Vegetable garden design Sydney

vegetable-garden-designProductive gardens are in vogue again! They’re springing up everywhere. From inner city enclaves to sprawling suburban gardens growing your own is now all the go again.

These days there are few garden designs where we are not asked to include vegetable gardens and fruit trees in our landscape designs. Is this a new twenty first century sustainable concept or is this garden history deja vu?

To answer this question let’s take a quick stroll through the history of Australian garden design.

The first garden in Australia was begun on the January 29 1788, just three days after the arrival of the First Fleet in Sydney Cove on the January 26 1788. Planted by convicts, the garden was situated in Farm Cove, near the site of the Sydney Botanical Gardens. Australia’s first vegetable garden was planted out with seeds brought out from England and collected along the journey from Cape Town and Rio de Janiero. Productive gardens were established shortly afterwards at Government House, where some of the varieties planted included oranges, figs and vines from Brazil and cauliflowers, French beans and strawberries from the Cape of Good Hope.
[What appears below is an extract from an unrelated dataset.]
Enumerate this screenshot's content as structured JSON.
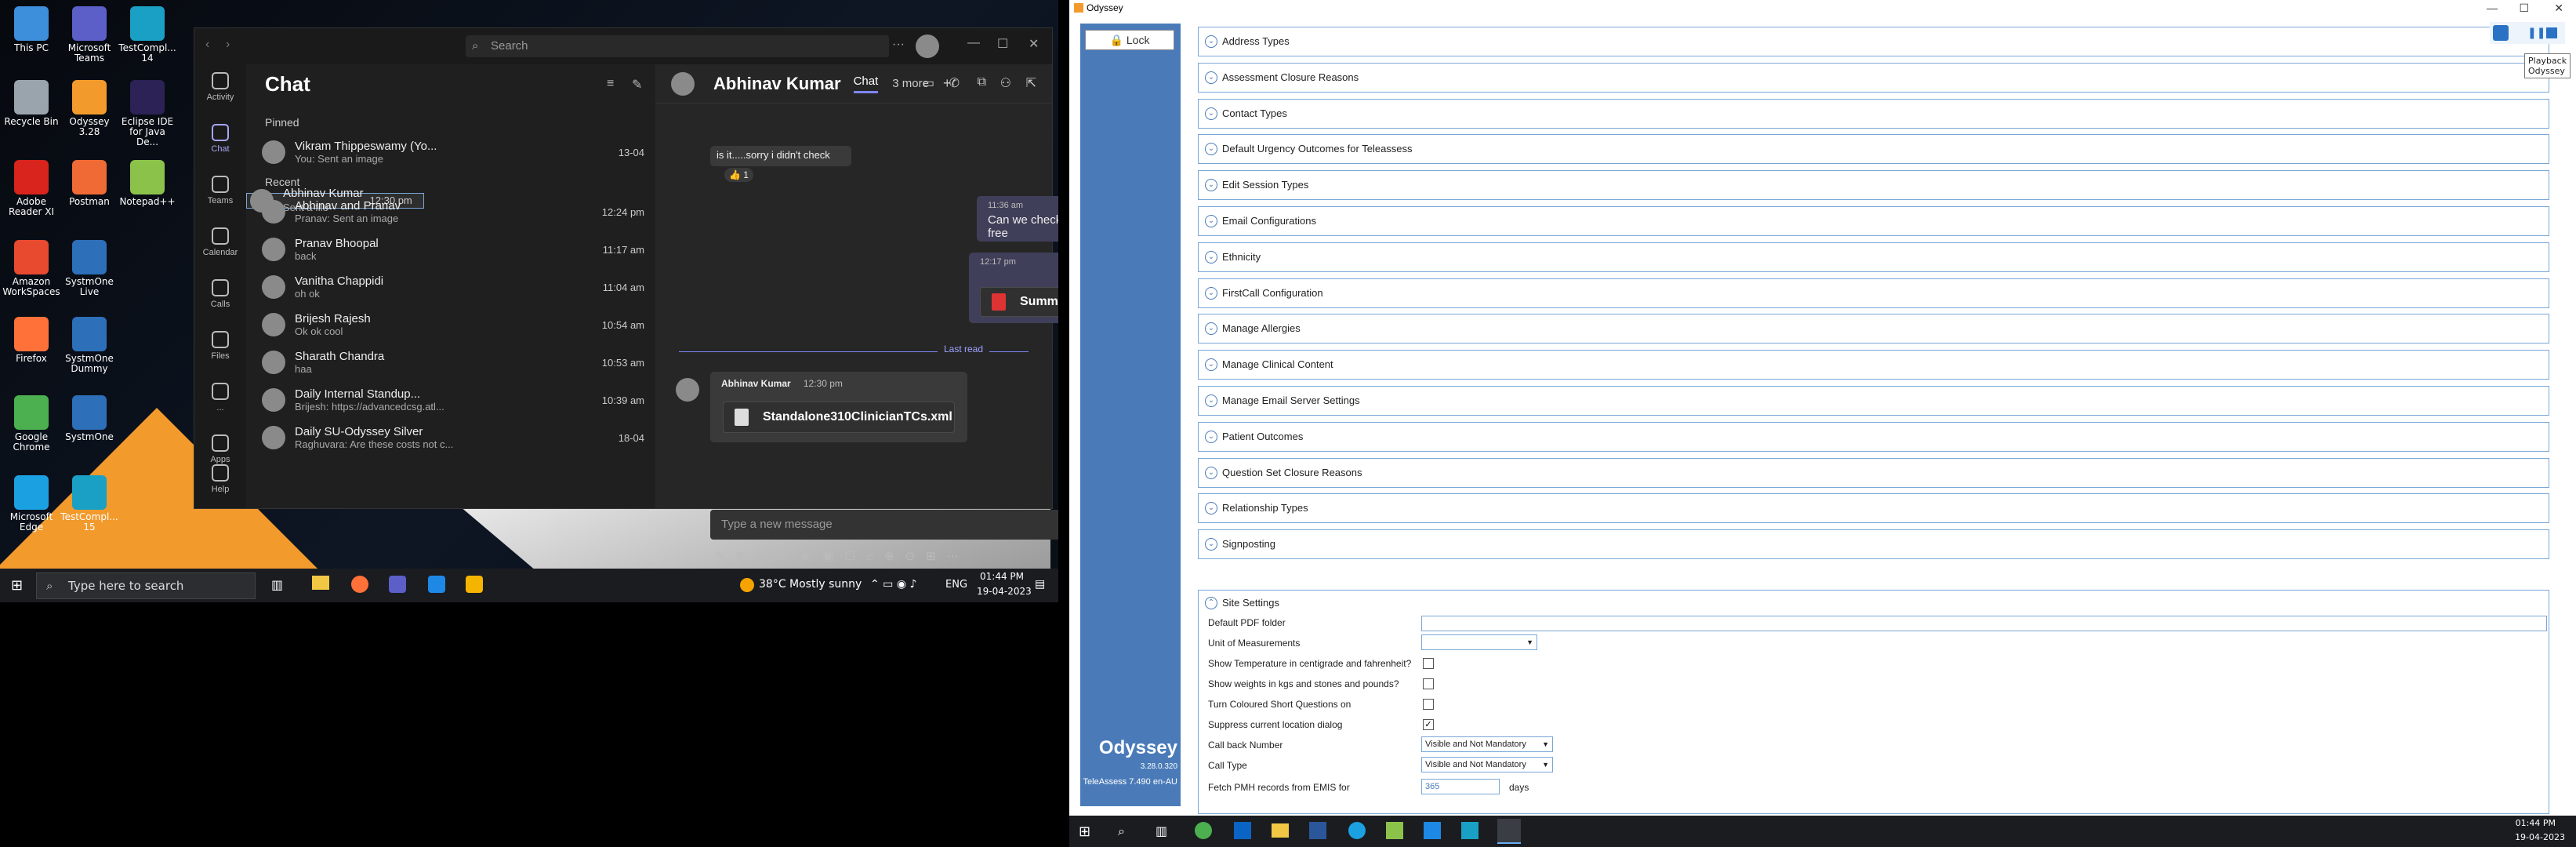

As the colony grew the early settlers established their own productive gardens, the walls of their simple huts often adorned with grape vines with vegetable gardens flourishing around the hut. At this early stage of settlement the productive gardens were essential to the survival of the tenuous new convict colony. Despite the poor soil and lack of knowledge eventually these productive gardens flourished and helped to feed the fledgling colony.

Our Australian concept of ‘the quarter acre block’ actually originated with Governor Phillip in 1788, who copied the idea from the popular model villages in England, where there was enough land around each house to grow vegetables and have a garden. Eventually as the colony established itself cottage gardens came to include both the productive and decorative. With the arrival of the gold rush came the Chinese and the concept of Chinese market gardens was introduced to Australia.

Incorporating productive gardens into our Australian garden designs has never really disappeared, just gone in and out of fashion. Right now however, the desire for healthy, fresh, organically grown produce has enjoyed a huge upsurge in interest, particularly in our urban centres and despite space restrictions many of us are keen to get involved.